Clément Solym - 20.10.2008

Edition - Société - Commonwealth - domination - éditeurs


Les quelque 53 États membres du Commonwealth, qui furent par le passé d'anciennes colonies de l'Empire britannique tente aujourd'hui de faire front contre les éditeurs anglais et américains, omniprésents sur le marché du livre dans leur pays.

C'est au cours de la Foire du livre de Francfort qu'une alliance, avec principalement le Canada, l'Australie et la Nouvelle-Zélande, s'est montée pour résister à la position dominante. Respectivement, ces pays publient 16.000, 14.000 et 2500 livres annuellement, et régulièrement, ils se trouvent confrontés aux grosses usines éditoriales anglaises et américaines pour l'achat des droits d'une oeuvre. Ainsi, les auteurs autochtones ne peuvent même pas être édités par des maisons nationales sur leur propre territoire...


Cette situation handicape grandement l'édition, et tous les éditeurs des pays ont du mal à se débarrasser du joug principalement américain qui domine outrageusement le monde de l'édition. De plus, l'Angleterre aurait souvent tendance à oublier que l'Empire est mort et qu'il est tant de laisser les pays du Commonwealth un peu plus libres.
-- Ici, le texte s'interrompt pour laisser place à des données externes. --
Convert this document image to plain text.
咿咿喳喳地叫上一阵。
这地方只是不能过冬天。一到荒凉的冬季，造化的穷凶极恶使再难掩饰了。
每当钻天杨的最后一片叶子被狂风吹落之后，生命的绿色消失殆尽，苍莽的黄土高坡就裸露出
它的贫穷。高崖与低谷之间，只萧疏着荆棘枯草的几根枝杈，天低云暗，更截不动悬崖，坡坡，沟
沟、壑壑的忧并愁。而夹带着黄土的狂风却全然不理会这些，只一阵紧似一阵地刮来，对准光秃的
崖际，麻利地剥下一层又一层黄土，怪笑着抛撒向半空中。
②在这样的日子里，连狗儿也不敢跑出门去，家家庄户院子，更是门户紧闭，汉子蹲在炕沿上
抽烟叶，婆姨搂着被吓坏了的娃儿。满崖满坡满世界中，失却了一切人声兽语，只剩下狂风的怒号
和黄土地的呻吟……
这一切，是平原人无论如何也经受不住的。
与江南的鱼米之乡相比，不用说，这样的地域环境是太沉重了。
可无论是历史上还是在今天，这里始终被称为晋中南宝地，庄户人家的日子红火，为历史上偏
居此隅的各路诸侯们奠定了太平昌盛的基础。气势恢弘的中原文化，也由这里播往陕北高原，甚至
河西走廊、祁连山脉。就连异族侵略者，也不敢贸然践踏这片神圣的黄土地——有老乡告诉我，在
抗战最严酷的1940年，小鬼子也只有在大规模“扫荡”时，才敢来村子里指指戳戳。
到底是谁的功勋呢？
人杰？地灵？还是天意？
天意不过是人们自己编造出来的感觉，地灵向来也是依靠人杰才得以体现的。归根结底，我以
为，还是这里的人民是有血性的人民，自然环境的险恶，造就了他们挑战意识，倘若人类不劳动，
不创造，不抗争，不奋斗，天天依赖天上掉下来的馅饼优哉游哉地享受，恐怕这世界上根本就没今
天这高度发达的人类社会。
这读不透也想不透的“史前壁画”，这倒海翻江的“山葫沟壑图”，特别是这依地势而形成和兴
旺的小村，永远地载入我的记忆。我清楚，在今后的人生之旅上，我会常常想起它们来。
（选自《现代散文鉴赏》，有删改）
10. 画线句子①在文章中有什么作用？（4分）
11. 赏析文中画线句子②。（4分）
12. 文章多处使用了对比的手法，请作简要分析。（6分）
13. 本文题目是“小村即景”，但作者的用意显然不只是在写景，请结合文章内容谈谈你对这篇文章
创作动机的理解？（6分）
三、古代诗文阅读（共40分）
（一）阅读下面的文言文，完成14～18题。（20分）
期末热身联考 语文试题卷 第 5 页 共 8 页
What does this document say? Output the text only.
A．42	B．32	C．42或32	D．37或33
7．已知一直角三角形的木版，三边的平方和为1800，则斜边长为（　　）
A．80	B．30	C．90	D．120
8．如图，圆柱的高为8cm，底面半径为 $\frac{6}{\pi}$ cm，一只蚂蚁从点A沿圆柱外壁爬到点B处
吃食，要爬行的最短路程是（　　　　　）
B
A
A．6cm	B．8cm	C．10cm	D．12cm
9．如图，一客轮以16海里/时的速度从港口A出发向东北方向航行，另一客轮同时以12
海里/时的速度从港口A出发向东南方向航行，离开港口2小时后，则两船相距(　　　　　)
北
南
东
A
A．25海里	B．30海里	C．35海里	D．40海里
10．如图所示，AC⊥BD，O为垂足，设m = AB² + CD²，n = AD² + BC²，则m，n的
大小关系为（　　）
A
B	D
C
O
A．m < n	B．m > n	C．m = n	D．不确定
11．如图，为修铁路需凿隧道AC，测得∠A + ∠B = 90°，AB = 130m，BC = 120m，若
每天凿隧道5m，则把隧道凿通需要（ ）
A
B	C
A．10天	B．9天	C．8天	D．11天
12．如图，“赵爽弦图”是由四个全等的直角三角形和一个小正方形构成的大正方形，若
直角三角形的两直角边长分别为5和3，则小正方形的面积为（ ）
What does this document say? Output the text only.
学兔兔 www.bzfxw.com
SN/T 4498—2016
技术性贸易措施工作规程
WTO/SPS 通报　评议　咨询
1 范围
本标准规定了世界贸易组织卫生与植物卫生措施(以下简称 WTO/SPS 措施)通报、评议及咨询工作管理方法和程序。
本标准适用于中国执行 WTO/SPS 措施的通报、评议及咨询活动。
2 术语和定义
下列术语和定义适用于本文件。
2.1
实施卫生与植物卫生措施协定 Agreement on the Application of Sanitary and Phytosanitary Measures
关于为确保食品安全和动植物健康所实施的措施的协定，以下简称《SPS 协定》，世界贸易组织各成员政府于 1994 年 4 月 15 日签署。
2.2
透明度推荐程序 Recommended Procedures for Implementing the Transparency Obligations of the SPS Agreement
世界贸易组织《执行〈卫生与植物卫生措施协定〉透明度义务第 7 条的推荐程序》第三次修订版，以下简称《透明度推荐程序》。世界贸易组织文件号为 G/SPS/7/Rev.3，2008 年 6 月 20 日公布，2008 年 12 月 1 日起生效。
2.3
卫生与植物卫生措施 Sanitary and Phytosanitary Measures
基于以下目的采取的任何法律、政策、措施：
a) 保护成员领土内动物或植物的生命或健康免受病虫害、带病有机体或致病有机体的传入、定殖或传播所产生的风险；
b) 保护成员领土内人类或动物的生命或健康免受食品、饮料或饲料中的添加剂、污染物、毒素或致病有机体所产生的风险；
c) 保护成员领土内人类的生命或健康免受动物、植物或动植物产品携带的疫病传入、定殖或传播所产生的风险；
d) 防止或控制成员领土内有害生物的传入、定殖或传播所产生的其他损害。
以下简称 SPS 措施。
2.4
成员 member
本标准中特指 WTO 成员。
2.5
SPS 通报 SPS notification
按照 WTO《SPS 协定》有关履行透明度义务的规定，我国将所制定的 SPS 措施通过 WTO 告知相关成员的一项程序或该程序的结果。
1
Une politique d'achat des droits qui se fait d'ailleurs au détriment des auteurs, puisque les livres deviennent des importations et coûtèrent alors bien plus cher pour le lecteur.

Pour l'ambassadeur d'Australie en Allemagne, Ian Kemish, « il fait diablement sens pour ces trois pays que de se réunir en une coalition ». En effet, selon l'acquisition des droits, un auteur canadien pourrait être acheté trois à quatre fois plus cher dans son pays, que s'il était édité par une maison locale...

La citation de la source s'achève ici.